Stanley Works (SWK) Dividend Stock Analysis
The Stanley Works manufactures tools and engineered security solutions worldwide. The company, which has raised dividends for 42 consecutive years, is a member of the S&P Dividend Aristocrats index.
Since 1999 this dividend stock has delivered an average total return of 8.10% annually.
The company has managed to deliver a 6% average annual increase in its EPS between 1999 and 2008. Analysts expect Stanley Works to earn $2.42 share next year, followed by an increase to $3.06/share in the year after that. Back in November 2009, Stanley Works announced its intent to acquire Black & Decker (BDK) in an all stock deal subject to regulatory and shareholder approvals. The combined companies could realize significant synergies and enjoy a wider product base with little overlap between the two businesses. In addition to that the company is in the process of eliminating 10% of its staff, which could help offset weaker sales this year.
Return on Equity has fluctuated widely between 9% and 21% over the past decade. This indicator has spend of the time in the high teen’s however. Rather than focus on absolute values for this indicator, I generally want to see at least a stable return on equity over time.
Annual dividends have increased by an average of 4.20% annually since 1999, which is much slower than the growth in EPS. A 4 % growth in dividends translates into the dividend payment doubling every eighteen years. If we look at historical data, going as far back as 1968, Stanley Works has actually managed to double its dividend payment every ten years on average.
The dividend payout ratio has consistently remained below 50% over the past five years. A lower payout is always a plus, since it leaves room for consistent dividend growth minimizing the impact of short-term fluctuations in earnings.

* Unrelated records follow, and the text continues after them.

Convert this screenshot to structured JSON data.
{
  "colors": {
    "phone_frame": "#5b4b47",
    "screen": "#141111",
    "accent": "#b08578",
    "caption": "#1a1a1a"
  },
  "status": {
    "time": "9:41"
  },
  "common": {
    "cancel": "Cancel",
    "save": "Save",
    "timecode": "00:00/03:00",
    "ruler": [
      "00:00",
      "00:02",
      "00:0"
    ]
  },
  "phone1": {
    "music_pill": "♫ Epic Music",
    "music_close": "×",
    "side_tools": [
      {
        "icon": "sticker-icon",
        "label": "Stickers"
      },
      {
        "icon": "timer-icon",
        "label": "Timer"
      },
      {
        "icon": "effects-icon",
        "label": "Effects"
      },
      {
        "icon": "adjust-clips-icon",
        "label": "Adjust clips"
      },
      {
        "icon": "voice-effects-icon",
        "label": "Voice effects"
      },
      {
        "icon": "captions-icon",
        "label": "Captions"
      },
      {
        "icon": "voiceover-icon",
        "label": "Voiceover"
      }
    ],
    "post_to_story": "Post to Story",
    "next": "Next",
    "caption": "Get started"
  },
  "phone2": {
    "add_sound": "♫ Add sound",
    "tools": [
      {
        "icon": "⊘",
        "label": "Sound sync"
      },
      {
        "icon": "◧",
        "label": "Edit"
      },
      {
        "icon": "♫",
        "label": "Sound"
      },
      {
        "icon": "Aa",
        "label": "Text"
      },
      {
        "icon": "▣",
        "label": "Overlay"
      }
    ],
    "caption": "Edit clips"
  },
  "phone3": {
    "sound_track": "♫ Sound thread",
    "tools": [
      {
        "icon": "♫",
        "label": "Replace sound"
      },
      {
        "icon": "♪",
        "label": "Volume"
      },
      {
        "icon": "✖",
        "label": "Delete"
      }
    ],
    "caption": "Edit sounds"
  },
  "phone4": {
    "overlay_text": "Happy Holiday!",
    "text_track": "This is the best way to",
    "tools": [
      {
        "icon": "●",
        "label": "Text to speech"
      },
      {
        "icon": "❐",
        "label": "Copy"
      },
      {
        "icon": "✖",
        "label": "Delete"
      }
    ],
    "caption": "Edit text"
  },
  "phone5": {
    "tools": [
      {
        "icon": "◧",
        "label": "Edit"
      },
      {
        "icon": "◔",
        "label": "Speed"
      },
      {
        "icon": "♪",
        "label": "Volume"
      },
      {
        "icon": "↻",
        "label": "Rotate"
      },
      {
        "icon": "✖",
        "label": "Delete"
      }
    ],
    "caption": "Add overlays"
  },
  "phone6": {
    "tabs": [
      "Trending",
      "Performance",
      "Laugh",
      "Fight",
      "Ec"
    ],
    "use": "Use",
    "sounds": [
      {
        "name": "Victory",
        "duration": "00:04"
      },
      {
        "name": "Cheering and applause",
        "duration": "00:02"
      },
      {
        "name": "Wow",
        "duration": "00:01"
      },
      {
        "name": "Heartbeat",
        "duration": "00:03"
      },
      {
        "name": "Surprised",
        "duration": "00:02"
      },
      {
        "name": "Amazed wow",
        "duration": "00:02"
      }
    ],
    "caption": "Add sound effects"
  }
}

Currently the Stanley Works is overvalued at 22 times earnings, yields 2.70% and has an adequately covered distribution payment. Although the Black & Decker acquisition could be accretive to EPS, it could jeopardize the already weakened growth in distributions for Stanley Works such that the company freezes its payment for a few years. If it keeps raising distributions however I would look to enter a small position in Stanley Works (SWK) on dips below $44.